I'm a UK-based singer-songwriter. I've had a demo of a duet I wrote professionally recorded by two session singers in the US, as my voice wasn't what I wanted for this one. Piano track is essentially as I wrote it, there's an added cello part, and the vocal melody/harmonies/lyrics are all mine. But what's the right/legal thing to do re: releasing this on Spotify - do I have to pay the singers/cellist a % if and when I clear the costs of recording, etc? And if so, does this mean that I'm in effect becoming my own publisher? I know nothing of how this all works, but I do know this is by far the best and most commercial song I've written to date - and it's a Christmas one, so I'd really like to put it out there and earn some of the production costs back.
1 Answers
There's a long and solid history around "demo" recordings. Demos are...well...for demonstration. For shopping. For a work-in-progress reality check. The session musicians get a different, lesser scale for "demo" work than they do with "master" work. ("master" being a track intended for release/distribution). It has of course happened many times that a demo ends up being better than the master, and gets released.
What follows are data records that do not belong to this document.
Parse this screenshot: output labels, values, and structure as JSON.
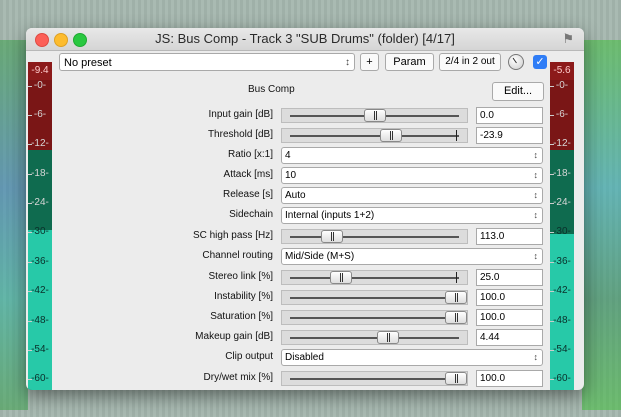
{
  "window": {
    "title": "JS: Bus Comp - Track 3 \"SUB Drums\" (folder) [4/17]",
    "pin_icon": "pin-icon"
  },
  "toolbar": {
    "preset": "No preset",
    "plus_label": "+",
    "param_label": "Param",
    "io_label": "2/4 in 2 out",
    "bypass_checked": true
  },
  "panel": {
    "title": "Bus Comp",
    "edit_label": "Edit..."
  },
  "meters": {
    "left_peak": "-9.4",
    "right_peak": "-5.6",
    "ticks": [
      "-0-",
      "-6-",
      "-12-",
      "-18-",
      "-24-",
      "-30-",
      "-36-",
      "-42-",
      "-48-",
      "-54-",
      "-60-"
    ]
  },
  "params": [
    {
      "label": "Input gain [dB]",
      "type": "slider",
      "value": "0.0",
      "position": 0.5
    },
    {
      "label": "Threshold [dB]",
      "type": "slider",
      "value": "-23.9",
      "position": 0.6,
      "mark": 0.98
    },
    {
      "label": "Ratio [x:1]",
      "type": "select",
      "value": "4"
    },
    {
      "label": "Attack [ms]",
      "type": "select",
      "value": "10"
    },
    {
      "label": "Release [s]",
      "type": "select",
      "value": "Auto"
    },
    {
      "label": "Sidechain",
      "type": "select",
      "value": "Internal (inputs 1+2)"
    },
    {
      "label": "SC high pass [Hz]",
      "type": "slider",
      "value": "113.0",
      "position": 0.25
    },
    {
      "label": "Channel routing",
      "type": "select",
      "value": "Mid/Side (M+S)"
    },
    {
      "label": "Stereo link [%]",
      "type": "slider",
      "value": "25.0",
      "position": 0.3,
      "mark": 0.98
    },
    {
      "label": "Instability [%]",
      "type": "slider",
      "value": "100.0",
      "position": 0.98
    },
    {
      "label": "Saturation [%]",
      "type": "slider",
      "value": "100.0",
      "position": 0.98
    },
    {
      "label": "Makeup gain [dB]",
      "type": "slider",
      "value": "4.44",
      "position": 0.58
    },
    {
      "label": "Clip output",
      "type": "select",
      "value": "Disabled"
    },
    {
      "label": "Dry/wet mix [%]",
      "type": "slider",
      "value": "100.0",
      "position": 0.98
    }
  ]
}
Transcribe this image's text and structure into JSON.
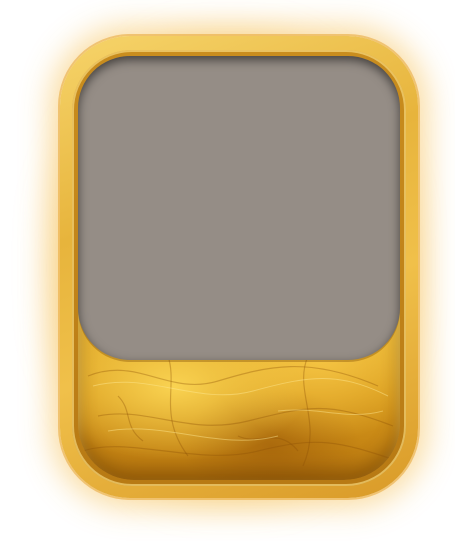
{
  "card": {
    "frame_color": "#e9b83f",
    "portrait_placeholder_color": "#958d86",
    "plate_color": "#e8b02a"
  }
}
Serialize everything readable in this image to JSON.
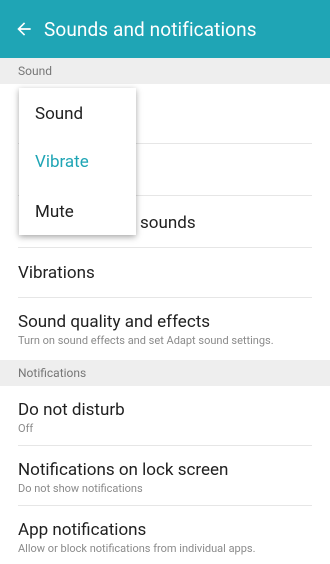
{
  "header": {
    "title": "Sounds and notifications",
    "back_icon": "arrow-left-icon"
  },
  "sections": {
    "sound": "Sound",
    "notifications": "Notifications"
  },
  "popup": {
    "options": [
      "Sound",
      "Vibrate",
      "Mute"
    ],
    "selected": "Vibrate"
  },
  "behind_popup": {
    "partial_label": "sounds"
  },
  "rows": {
    "vibrations": {
      "title": "Vibrations"
    },
    "sound_quality": {
      "title": "Sound quality and effects",
      "subtitle": "Turn on sound effects and set Adapt sound settings."
    },
    "do_not_disturb": {
      "title": "Do not disturb",
      "subtitle": "Off"
    },
    "lock_screen": {
      "title": "Notifications on lock screen",
      "subtitle": "Do not show notifications"
    },
    "app_notifications": {
      "title": "App notifications",
      "subtitle": "Allow or block notifications from individual apps."
    }
  },
  "colors": {
    "accent": "#1fa5b5",
    "header_text": "#ffffff"
  }
}
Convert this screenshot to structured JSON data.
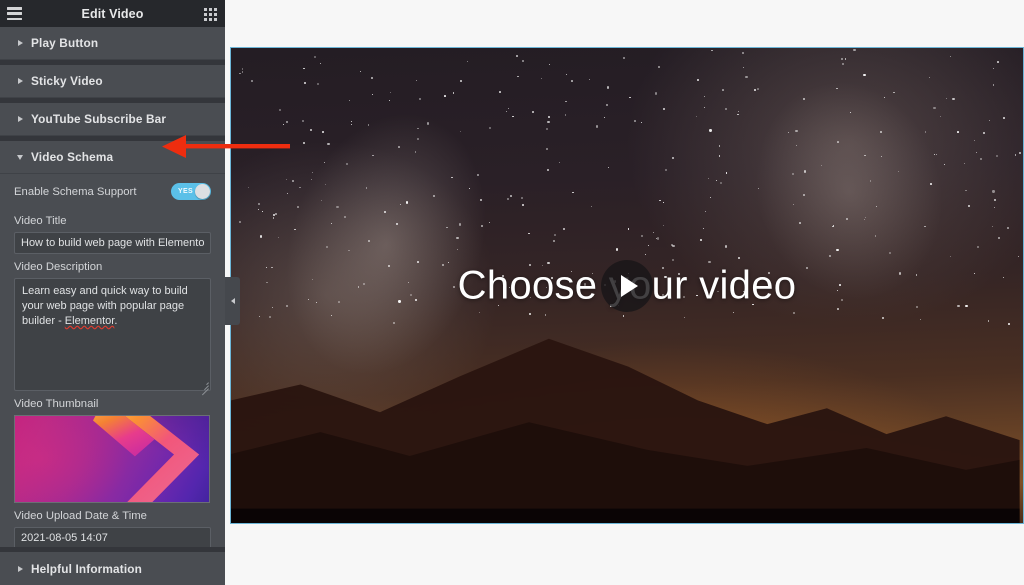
{
  "panel": {
    "title": "Edit Video",
    "menu_icon": "hamburger-icon",
    "apps_icon": "grid-icon",
    "sections": [
      {
        "label": "Play Button",
        "expanded": false
      },
      {
        "label": "Sticky Video",
        "expanded": false
      },
      {
        "label": "YouTube Subscribe Bar",
        "expanded": false
      },
      {
        "label": "Video Schema",
        "expanded": true
      }
    ],
    "bottom_section": {
      "label": "Helpful Information",
      "expanded": false
    },
    "video_schema": {
      "enable_label": "Enable Schema Support",
      "enable_toggle_value": "YES",
      "enable_toggle_on": true,
      "title_label": "Video Title",
      "title_value": "How to build web page with Elementor",
      "title_placeholder": "",
      "description_label": "Video Description",
      "description_value": "Learn easy and quick way to build your web page with popular page builder - Elementor.",
      "description_part1": "Learn easy and quick way to build your web page with popular page builder - ",
      "description_misspelled": "Elementor",
      "description_part2": ".",
      "thumbnail_label": "Video Thumbnail",
      "upload_date_label": "Video Upload Date & Time",
      "upload_date_value": "2021-08-05 14:07"
    }
  },
  "collapse_handle": {
    "icon": "chevron-left-icon"
  },
  "preview": {
    "overlay_text": "Choose your video",
    "play_icon": "play-icon"
  },
  "annotation": {
    "type": "arrow-left",
    "color": "#ee2d0f"
  },
  "colors": {
    "panel_bg": "#34363b",
    "section_bg": "#4a4d52",
    "titlebar_bg": "#26282c",
    "toggle_on": "#5bc0e8",
    "input_bg": "#3f4246",
    "accent_border": "#6cb6d8",
    "arrow_red": "#ee2d0f",
    "text_light": "#e3e4e6"
  }
}
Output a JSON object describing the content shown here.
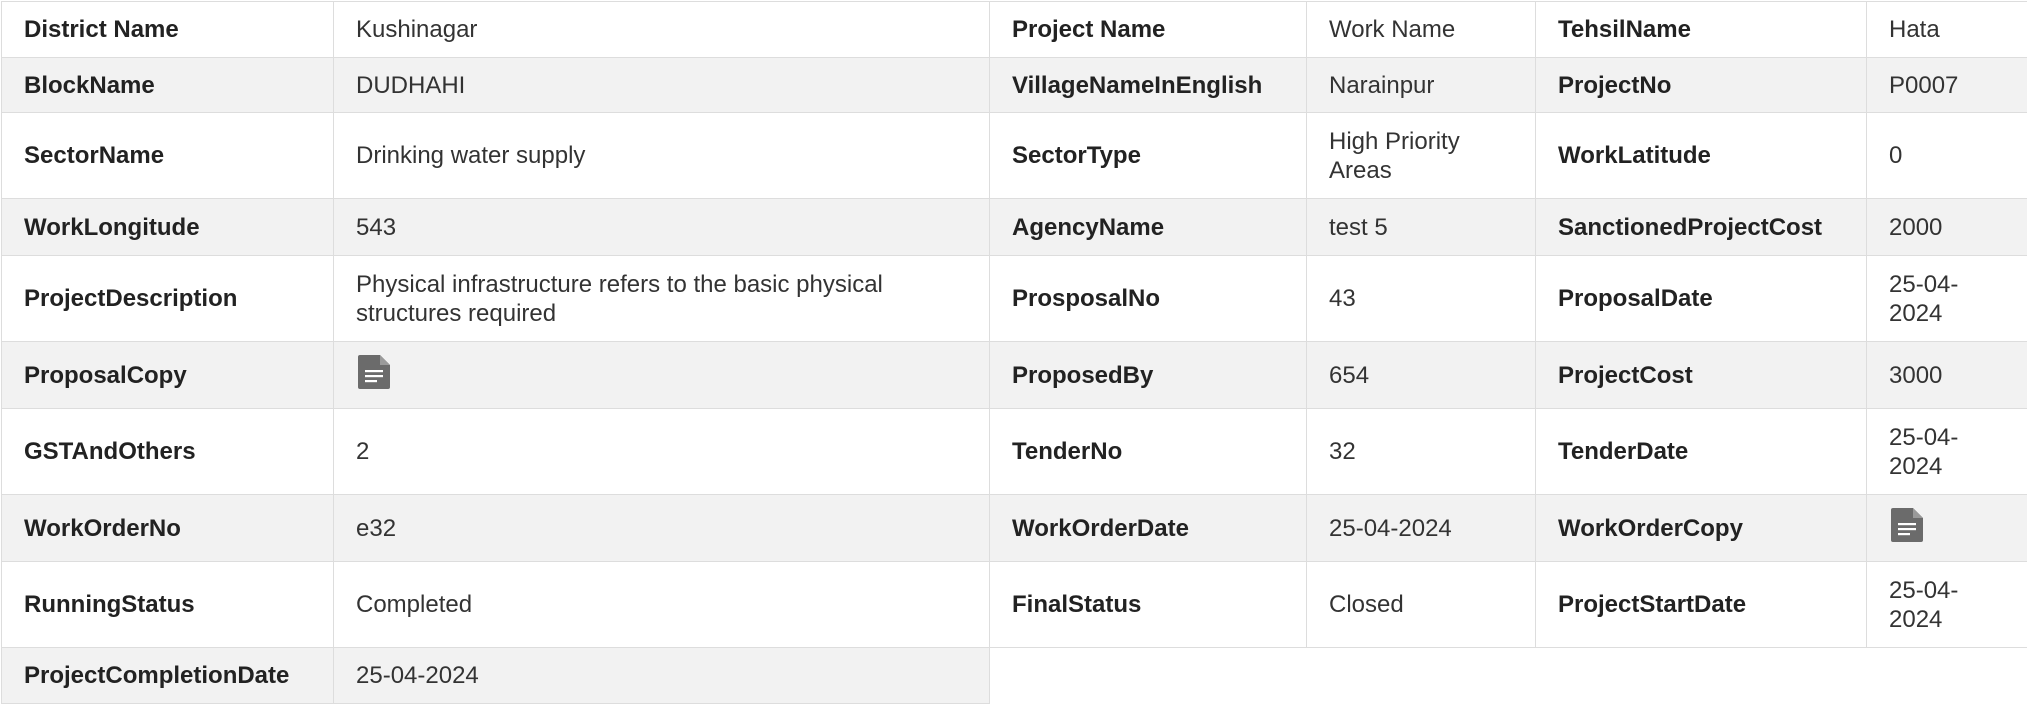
{
  "rows": [
    {
      "k1": "District Name",
      "v1": "Kushinagar",
      "k2": "Project Name",
      "v2": "Work Name",
      "k3": "TehsilName",
      "v3": "Hata"
    },
    {
      "k1": "BlockName",
      "v1": "DUDHAHI",
      "k2": "VillageNameInEnglish",
      "v2": "Narainpur",
      "k3": "ProjectNo",
      "v3": "P0007"
    },
    {
      "k1": "SectorName",
      "v1": "Drinking water supply",
      "k2": "SectorType",
      "v2": "High Priority Areas",
      "k3": "WorkLatitude",
      "v3": "0"
    },
    {
      "k1": "WorkLongitude",
      "v1": "543",
      "k2": "AgencyName",
      "v2": "test 5",
      "k3": "SanctionedProjectCost",
      "v3": "2000"
    },
    {
      "k1": "ProjectDescription",
      "v1": "Physical infrastructure refers to the basic physical structures required",
      "k2": "ProsposalNo",
      "v2": "43",
      "k3": "ProposalDate",
      "v3": "25-04-2024"
    },
    {
      "k1": "ProposalCopy",
      "v1_icon": "document-icon",
      "k2": "ProposedBy",
      "v2": "654",
      "k3": "ProjectCost",
      "v3": "3000"
    },
    {
      "k1": "GSTAndOthers",
      "v1": "2",
      "k2": "TenderNo",
      "v2": "32",
      "k3": "TenderDate",
      "v3": "25-04-2024"
    },
    {
      "k1": "WorkOrderNo",
      "v1": "e32",
      "k2": "WorkOrderDate",
      "v2": "25-04-2024",
      "k3": "WorkOrderCopy",
      "v3_icon": "document-icon"
    },
    {
      "k1": "RunningStatus",
      "v1": "Completed",
      "k2": "FinalStatus",
      "v2": "Closed",
      "k3": "ProjectStartDate",
      "v3": "25-04-2024"
    },
    {
      "k1": "ProjectCompletionDate",
      "v1": "25-04-2024"
    }
  ],
  "colors": {
    "border": "#dddddd",
    "stripe": "#f2f2f2",
    "icon": "#6b6b6b"
  }
}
In a formalized contract situation (read: union), what would happen is that the session would be retroactively upgraded to a master session from being a demo session, and the players would get a bump. Those hired players would not typically get royalties though. In today's world, the notion of back-end royalties is essentially moot, or even (not)amusing.
Mind you, I'm talking USA...UK is not quite the same kind of animal, though it's similar.